Лица собравшихся казались мне ясными и невозмутимыми, все они внимали премьер-министру. Я наблюдала за ними, пока он тем же сильным и ясным голосом продолжал свое выступление. Но на всех лицах отпечатались печаль и скорбь. Скорбь, которая не исчезнет никогда. Премьер-министру долго аплодировали. Я видела, как кое-где люди начали плакать и обниматься, поддерживая и успокаивая друг друга.

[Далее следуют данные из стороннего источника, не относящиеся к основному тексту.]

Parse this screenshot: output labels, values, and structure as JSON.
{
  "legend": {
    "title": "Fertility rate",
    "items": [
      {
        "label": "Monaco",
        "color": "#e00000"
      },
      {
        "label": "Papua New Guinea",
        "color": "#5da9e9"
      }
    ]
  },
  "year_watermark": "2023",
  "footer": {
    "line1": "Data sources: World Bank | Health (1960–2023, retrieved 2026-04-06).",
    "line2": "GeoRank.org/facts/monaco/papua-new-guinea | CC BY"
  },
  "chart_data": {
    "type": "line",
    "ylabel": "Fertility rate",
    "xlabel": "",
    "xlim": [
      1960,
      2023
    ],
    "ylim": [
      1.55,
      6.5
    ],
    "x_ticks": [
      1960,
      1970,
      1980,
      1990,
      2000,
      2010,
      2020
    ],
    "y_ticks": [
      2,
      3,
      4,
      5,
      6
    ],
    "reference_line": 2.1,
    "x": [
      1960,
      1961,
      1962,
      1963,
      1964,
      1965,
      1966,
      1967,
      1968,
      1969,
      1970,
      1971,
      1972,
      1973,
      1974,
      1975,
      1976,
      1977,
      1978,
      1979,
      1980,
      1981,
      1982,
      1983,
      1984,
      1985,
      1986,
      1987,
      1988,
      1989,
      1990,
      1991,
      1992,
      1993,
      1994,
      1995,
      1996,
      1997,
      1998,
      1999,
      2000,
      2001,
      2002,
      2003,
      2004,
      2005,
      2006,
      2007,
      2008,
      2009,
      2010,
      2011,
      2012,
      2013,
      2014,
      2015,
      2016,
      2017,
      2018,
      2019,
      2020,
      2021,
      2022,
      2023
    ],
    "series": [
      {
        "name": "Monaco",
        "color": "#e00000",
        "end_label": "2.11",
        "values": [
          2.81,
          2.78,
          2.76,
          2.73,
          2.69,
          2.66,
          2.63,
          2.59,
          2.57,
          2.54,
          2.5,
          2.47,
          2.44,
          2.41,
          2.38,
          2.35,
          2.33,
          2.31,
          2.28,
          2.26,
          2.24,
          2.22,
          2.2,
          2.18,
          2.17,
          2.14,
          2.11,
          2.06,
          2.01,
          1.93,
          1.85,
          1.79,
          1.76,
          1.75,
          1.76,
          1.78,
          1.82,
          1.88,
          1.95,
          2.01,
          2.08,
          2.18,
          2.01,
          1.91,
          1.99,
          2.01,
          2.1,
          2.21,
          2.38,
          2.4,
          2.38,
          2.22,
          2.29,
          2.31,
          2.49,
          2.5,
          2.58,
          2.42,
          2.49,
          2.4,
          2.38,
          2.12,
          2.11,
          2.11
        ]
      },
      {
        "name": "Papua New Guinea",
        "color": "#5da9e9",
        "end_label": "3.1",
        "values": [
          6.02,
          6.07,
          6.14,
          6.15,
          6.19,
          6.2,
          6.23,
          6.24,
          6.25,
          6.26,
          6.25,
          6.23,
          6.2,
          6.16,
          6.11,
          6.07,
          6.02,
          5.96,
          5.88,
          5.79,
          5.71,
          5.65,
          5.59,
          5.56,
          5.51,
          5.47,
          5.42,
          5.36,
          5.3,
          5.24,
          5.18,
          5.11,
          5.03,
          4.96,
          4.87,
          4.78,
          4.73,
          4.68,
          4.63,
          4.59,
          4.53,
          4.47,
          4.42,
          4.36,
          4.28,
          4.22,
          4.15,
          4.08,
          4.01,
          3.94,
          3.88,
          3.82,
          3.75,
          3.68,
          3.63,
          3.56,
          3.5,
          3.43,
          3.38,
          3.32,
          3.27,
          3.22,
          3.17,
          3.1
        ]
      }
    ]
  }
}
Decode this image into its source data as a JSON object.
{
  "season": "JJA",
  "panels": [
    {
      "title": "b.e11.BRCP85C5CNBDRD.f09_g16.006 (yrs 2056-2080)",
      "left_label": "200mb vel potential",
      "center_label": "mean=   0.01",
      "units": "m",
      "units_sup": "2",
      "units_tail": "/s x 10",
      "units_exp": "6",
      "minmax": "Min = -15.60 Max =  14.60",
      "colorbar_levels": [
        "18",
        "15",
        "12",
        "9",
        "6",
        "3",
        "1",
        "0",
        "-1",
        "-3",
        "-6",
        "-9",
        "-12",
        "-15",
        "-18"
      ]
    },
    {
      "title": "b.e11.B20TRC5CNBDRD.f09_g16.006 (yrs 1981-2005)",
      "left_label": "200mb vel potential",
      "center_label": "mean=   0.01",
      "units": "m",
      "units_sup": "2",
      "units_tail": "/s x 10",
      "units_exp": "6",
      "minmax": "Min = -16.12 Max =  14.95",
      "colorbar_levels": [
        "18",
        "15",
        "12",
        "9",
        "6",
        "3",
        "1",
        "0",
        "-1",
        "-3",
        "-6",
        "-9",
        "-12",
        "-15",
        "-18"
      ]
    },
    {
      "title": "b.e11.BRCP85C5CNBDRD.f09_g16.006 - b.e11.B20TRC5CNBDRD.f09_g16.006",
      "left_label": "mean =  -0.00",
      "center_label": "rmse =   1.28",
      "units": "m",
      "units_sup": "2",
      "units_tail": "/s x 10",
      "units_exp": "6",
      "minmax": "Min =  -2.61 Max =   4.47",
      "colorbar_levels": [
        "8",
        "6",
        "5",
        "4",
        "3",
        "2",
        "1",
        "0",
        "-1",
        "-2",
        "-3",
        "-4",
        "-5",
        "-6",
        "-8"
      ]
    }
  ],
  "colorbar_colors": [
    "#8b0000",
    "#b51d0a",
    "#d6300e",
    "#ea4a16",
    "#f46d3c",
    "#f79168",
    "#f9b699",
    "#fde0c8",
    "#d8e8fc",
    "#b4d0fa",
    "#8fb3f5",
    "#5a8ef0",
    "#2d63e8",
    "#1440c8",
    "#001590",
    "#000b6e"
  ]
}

По-прежнему в сопровождении Гийома я направилась к Франку Леви, который держал под мышкой экземпляр «Зарисовок Сены». Он тепло приветствовал меня и представил нескольким журналистам. Через пару минут мы ушли. Я сказала Гийому, что знаю теперь, кто жил в квартире Тезаков, и это знание каким-то образом сблизило меня со свекром, который носил в себе эту мрачную тайну в течение долгих шестидесяти лет. Сказала я ему и о том, что теперь пытаюсь разыскать Сару, маленькую девочку, которая сумела бежать из Бюн-ла-Роланда.
Спустя полчаса я должна была встретиться с Натали Дюфэр перед входом на станцию метро «Пастер». Она собиралась отвезти меня в Орлеан, к своему деду. Гийом ласково поцеловал меня и обнял на прощание. Он сказал, что желает мне удачи.
Переходя шумную авеню с оживленным движением, я поглаживала живот ладонью. Если бы я не удрала из клиники сегодня утром, то сейчас приходила бы в себя после наркоза в уютной абрикосовой палате, под наблюдением сияющей улыбкой медицинской сестры. После скудного и осторожного завтрака — croissant,[57] джем и café au lait[58] — я бы в одиночку покинула клинику, нетвердо ступая, с прокладкой между ногами и тупой болью в нижней части живота. И звенящей пустотой в голове и в сердце.